Update from Chris after replacing the disk: there is a bigger issue now....now all but 1 disk is reporting bad including the newly replaced disk. this will required more work

Marostegui renamed this task from Bad disk on new host db1133 to Storage problems with new host db1133.May 20 2019, 8:03 AM
Marostegui updated the task description. (Show Details)

This host can be taken down for debugging anytime without heads up to the DBAs - it doesn't even have an OS

@Marostegui - Chris is out on vacation this week, so I'll follow up with him when he's back on Tuesday. ~Willy

Thank you!
We still have 3 more hosts to keeps us busy with, but as this probably involves getting pieces replaced...it might take a sometime to get them delivered

Update on this server. I have updated all of the f/w including the raid card. I am able to isolate the problem to slot 0 right now. I moved the disks around and they do not report any errors only the slot. I have blown out the raid several times and re-configured but the error keeps coming back. I have reseated the raid card as well.

Next step is Dell

Thanks for the heads up!
Let's see what Dell says

You have successfully submitted request SR991779294.

they declined my ticket...says I didn't isolate the problem well enough.

Is there anything I can do from my side to help on that?

Dell is sending me a new Raid card, cables and backplane. Sorry, it took so long, I had to call them after they denied my second request.

I have re-imaged the host after Chris did it yesterday and everything looks good: RAID, memory, CPUS...

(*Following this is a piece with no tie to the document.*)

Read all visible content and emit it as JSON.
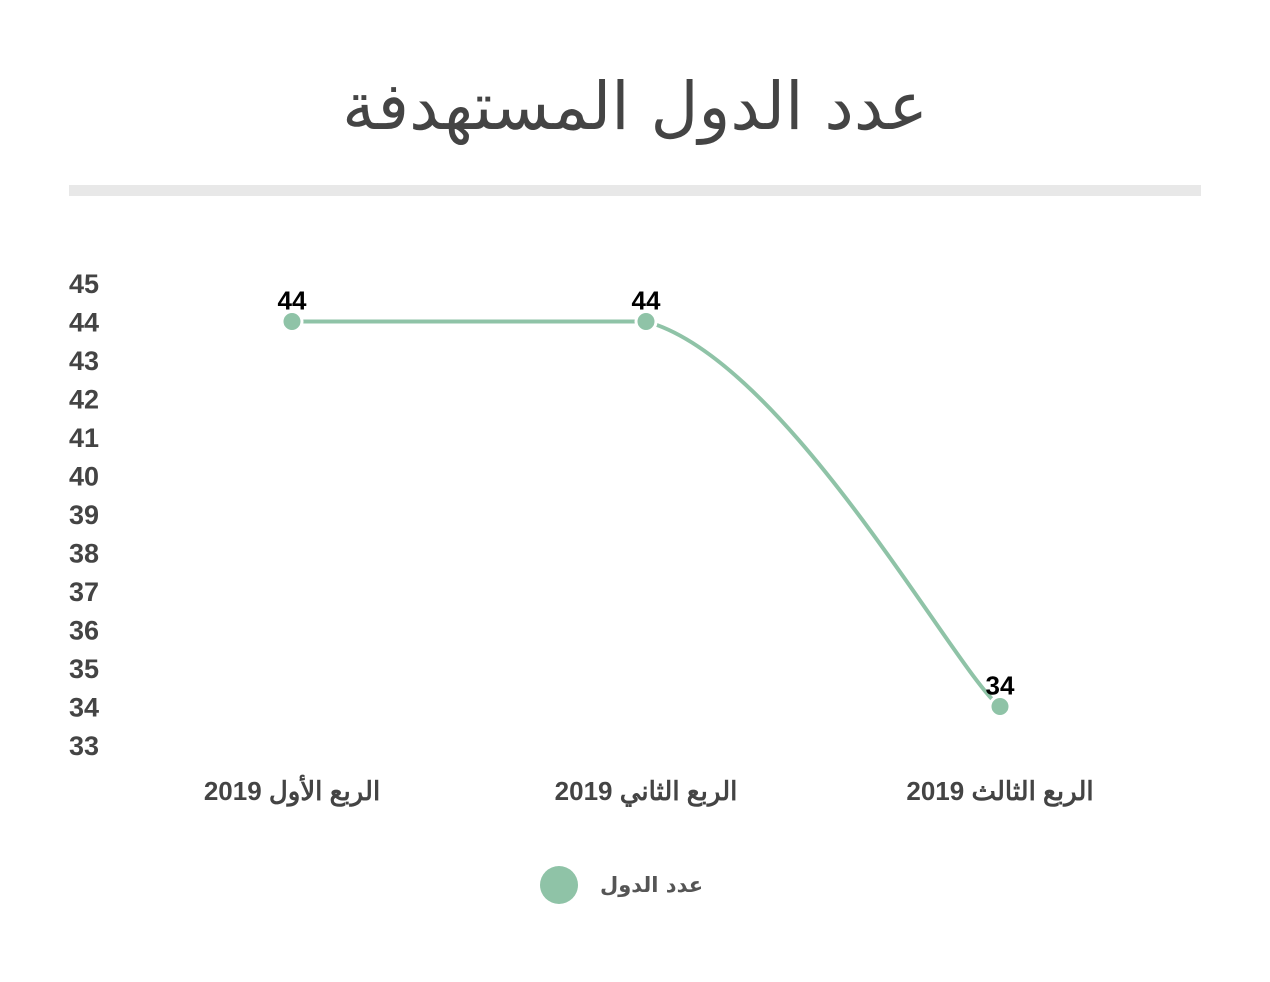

root@db1133:~# megacli -LdPdInfo -a0

Adapter #0

Number of Virtual Disks: 1
Virtual Drive: 0 (Target Id: 0)
Name                :
RAID Level          : Primary-1, Secondary-0, RAID Level Qualifier-0
Size                : 4.364 TB
Sector Size         : 512
Is VD emulated      : Yes
Mirror Data         : 4.364 TB
State               : Optimal
Strip Size          : 256 KB
Number Of Drives    : 6
Span Depth          : 1
Default Cache Policy: WriteBack, ReadAhead, Direct, No Write Cache if Bad BBU
Current Cache Policy: WriteBack, ReadAhead, Direct, No Write Cache if Bad BBU
Default Access Policy: Read/Write
Current Access Policy: Read/Write
Disk Cache Policy   : Disk's Default
Encryption Type     : None
Default Power Savings Policy: Controller Defined
Current Power Savings Policy: None
Can spin up in 1 minute: No
LD has drives that support T10 power conditions: No
LD's IO profile supports MAX power savings with cached writes: No
Bad Blocks Exist: No
Is VD Cached: No
Number of Spans: 1
Span: 0 - Number of PDs: 6


root@db1133:~# megacli -LdPdInfo -a0 | grep state
Firmware state: Online, Spun Up
Firmware state: Online, Spun Up
Firmware state: Online, Spun Up
Firmware state: Online, Spun Up
Firmware state: Online, Spun Up
Firmware state: Online, Spun Up
root@db1133:~# megacli -LdPdInfo -a0 | grep state | wc -l
6

root@db1133:~# megacli -LdPdInfo -a0 | grep -i Raw
Raw Size: 1.746 TB [0xdf8fe2b0 Sectors]
Raw Size: 1.455 TB [0xba4d4ab0 Sectors]
Raw Size: 1.455 TB [0xba4d4ab0 Sectors]
Raw Size: 1.455 TB [0xba4d4ab0 Sectors]
Raw Size: 1.455 TB [0xba4d4ab0 Sectors]
Raw Size: 1.455 TB [0xba4d4ab0 Sectors]

Thank you @Cmjohnson for painful host fixed!